Auf einmal war ihr klar: Sie will eine Weltreise machen. Mit ihrem Motorrad „Cleo“. Allein. Dafür hat Lea Rieck, Journalistin und Beraterin in der digitalen Konzeption, ihren Job gekündigt, die Wohnung in München aufgelöst, sich in Deutschland abgemeldet – und dann ist sie los. 90.000 Kilometer in 18 Monaten. 50 verschiedene Länder, diverse Pannen und unfassbar viele spannende Begegnungen. Jetzt hat die 32-Jährige gerade das Buch über ihren Trip, „Sag dem Abenteuer, ich komme: Wie ich mit dem Motorrad die Welt umrundete und was ich von ihr lernte“, veröffentlicht. Wir sprechen mit der Abenteurerin über die Planung, Herausforderungen und die größten Erkenntnisse ihrer Tour.

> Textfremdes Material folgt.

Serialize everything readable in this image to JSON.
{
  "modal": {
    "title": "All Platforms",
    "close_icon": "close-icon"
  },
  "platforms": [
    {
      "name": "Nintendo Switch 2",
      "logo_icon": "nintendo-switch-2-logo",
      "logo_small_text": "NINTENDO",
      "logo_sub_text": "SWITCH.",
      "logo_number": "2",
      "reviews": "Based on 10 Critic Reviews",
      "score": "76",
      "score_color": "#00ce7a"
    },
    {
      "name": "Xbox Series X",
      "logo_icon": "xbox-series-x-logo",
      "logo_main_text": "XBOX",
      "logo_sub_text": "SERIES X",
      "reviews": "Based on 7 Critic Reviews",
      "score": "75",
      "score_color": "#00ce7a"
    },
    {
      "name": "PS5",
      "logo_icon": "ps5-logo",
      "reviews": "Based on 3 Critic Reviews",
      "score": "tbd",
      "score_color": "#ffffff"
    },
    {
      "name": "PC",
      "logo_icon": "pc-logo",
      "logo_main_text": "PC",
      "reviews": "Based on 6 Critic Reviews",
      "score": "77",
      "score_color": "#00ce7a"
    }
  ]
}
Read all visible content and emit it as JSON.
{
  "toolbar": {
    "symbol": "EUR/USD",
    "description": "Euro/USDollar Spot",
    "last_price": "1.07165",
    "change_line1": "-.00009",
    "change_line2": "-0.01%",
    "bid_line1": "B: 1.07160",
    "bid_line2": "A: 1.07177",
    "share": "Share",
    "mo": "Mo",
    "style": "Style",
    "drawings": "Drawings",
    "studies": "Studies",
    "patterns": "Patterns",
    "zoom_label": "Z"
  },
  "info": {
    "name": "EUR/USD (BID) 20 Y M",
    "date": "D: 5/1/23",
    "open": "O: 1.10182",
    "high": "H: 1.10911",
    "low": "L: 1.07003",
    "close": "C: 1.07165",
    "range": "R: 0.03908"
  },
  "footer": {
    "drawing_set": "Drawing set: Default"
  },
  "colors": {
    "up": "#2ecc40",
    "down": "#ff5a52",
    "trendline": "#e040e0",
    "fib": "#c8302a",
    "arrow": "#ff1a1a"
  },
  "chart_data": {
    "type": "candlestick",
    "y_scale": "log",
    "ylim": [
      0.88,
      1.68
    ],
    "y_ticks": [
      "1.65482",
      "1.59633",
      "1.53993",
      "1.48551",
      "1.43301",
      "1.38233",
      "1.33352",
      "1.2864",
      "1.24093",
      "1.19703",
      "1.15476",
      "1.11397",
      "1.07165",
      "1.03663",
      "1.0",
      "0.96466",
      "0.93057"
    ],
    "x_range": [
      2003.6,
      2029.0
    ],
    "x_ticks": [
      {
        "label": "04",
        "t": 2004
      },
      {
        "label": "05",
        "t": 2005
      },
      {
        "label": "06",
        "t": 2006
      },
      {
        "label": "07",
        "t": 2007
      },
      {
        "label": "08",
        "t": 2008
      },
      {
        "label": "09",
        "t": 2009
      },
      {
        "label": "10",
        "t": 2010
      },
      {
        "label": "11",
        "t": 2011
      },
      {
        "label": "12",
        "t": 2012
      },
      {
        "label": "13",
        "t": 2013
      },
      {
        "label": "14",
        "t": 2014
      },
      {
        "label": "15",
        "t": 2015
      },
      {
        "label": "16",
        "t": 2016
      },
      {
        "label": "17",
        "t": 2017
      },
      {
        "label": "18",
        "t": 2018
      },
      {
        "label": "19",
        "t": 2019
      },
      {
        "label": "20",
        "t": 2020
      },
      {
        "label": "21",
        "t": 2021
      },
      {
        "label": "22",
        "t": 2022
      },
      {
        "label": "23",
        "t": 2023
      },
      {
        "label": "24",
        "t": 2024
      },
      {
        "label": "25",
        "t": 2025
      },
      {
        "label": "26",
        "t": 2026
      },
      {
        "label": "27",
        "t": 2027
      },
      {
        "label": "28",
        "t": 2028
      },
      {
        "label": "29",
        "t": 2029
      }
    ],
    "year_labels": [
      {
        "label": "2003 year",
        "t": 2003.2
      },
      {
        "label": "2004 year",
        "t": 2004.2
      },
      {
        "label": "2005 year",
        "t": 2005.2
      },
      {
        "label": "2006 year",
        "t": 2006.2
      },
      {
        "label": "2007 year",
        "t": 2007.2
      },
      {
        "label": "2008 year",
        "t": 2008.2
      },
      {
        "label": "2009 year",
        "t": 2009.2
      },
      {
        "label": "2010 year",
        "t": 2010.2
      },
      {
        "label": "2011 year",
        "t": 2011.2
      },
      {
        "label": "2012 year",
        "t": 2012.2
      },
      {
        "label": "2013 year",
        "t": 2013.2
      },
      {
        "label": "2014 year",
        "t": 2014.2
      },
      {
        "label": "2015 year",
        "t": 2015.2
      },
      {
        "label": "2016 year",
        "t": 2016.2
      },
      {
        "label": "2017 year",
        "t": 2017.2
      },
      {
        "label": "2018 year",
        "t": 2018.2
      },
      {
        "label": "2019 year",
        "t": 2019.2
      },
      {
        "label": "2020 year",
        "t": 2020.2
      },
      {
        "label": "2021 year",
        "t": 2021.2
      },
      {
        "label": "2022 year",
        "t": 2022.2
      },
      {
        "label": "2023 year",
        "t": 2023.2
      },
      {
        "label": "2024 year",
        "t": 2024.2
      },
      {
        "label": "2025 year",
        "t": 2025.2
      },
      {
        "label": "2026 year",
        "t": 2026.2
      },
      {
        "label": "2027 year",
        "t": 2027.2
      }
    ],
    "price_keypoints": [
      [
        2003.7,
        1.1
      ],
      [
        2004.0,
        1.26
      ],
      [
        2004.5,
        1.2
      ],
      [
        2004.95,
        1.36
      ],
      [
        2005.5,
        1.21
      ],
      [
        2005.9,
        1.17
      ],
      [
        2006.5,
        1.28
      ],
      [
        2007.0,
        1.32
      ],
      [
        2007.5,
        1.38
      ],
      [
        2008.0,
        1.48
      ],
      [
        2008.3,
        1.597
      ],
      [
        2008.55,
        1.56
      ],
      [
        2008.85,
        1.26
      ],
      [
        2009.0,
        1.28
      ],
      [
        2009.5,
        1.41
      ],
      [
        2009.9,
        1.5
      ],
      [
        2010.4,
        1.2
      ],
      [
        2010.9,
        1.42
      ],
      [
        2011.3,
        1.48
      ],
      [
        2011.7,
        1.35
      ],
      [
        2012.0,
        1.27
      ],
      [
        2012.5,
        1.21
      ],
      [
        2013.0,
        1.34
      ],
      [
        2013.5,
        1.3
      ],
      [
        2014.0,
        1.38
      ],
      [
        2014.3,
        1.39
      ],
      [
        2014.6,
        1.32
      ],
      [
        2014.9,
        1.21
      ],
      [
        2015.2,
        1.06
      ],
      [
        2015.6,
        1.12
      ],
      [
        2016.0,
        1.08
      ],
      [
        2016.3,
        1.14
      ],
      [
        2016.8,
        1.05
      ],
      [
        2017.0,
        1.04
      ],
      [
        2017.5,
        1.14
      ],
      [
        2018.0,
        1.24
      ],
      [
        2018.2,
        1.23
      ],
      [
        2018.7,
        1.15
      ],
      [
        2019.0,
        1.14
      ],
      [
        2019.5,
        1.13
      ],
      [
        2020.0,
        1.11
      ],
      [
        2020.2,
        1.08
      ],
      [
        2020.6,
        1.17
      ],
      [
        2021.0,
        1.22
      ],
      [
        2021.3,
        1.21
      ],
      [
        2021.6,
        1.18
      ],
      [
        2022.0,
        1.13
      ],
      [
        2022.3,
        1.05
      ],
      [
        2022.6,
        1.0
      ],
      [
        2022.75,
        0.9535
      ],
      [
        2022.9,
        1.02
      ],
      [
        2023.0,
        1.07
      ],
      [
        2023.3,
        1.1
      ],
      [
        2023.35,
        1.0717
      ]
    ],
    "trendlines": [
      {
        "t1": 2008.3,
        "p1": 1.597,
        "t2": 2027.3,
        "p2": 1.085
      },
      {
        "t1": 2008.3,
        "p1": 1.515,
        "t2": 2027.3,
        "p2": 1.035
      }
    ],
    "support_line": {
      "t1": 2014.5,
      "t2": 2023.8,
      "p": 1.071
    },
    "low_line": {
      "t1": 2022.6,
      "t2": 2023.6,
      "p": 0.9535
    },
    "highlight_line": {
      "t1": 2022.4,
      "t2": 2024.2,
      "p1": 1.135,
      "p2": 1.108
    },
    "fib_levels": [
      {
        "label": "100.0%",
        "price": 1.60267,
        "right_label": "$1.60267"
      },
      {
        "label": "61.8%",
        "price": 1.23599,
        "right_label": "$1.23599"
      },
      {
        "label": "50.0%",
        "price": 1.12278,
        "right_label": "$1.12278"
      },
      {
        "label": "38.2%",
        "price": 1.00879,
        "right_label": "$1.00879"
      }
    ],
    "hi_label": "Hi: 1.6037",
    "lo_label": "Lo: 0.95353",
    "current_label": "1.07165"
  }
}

Ich bin früher schon alleine gereist, auch in Destinationen, die nicht wirklich beliebt bei Touristen sind.
Lea Rieck: Ich bin von Deutschland aus Richtung Osten gefahren, auf sehr vielen Umwegen nach Thailand, dann ging es mit dem Flugzeug nach Australien. Dort bin ich an der Ostküste entlang, anschließend mit dem Flugzeug nach Buenos Aires. Erst ging es an den untersten Zipfel von Südamerika, dann Richtung Norden, nach Nordamerika und Kanada. Von Montreal bin ich nach Casablanca geflogen, dann noch Richtung Westsahara gefahren – und von dort aus wieder nach Hause.
Die erste Hälfte bis Thailand war relativ detailliert geplant. Einige Länder sind nicht ganz unkompliziert zu bereisen, zum Beispiel muss man in China und Myanmar eine geführte Tour machen. Da darf man nicht einfach mit dem eigenen Fahrzeug herumfahren. Ich habe diese Touren mit anderen Fahrern geteilt, um Kosten zu minimieren. Deshalb musste ich zu festen Zeiten an bestimmten Orten sein.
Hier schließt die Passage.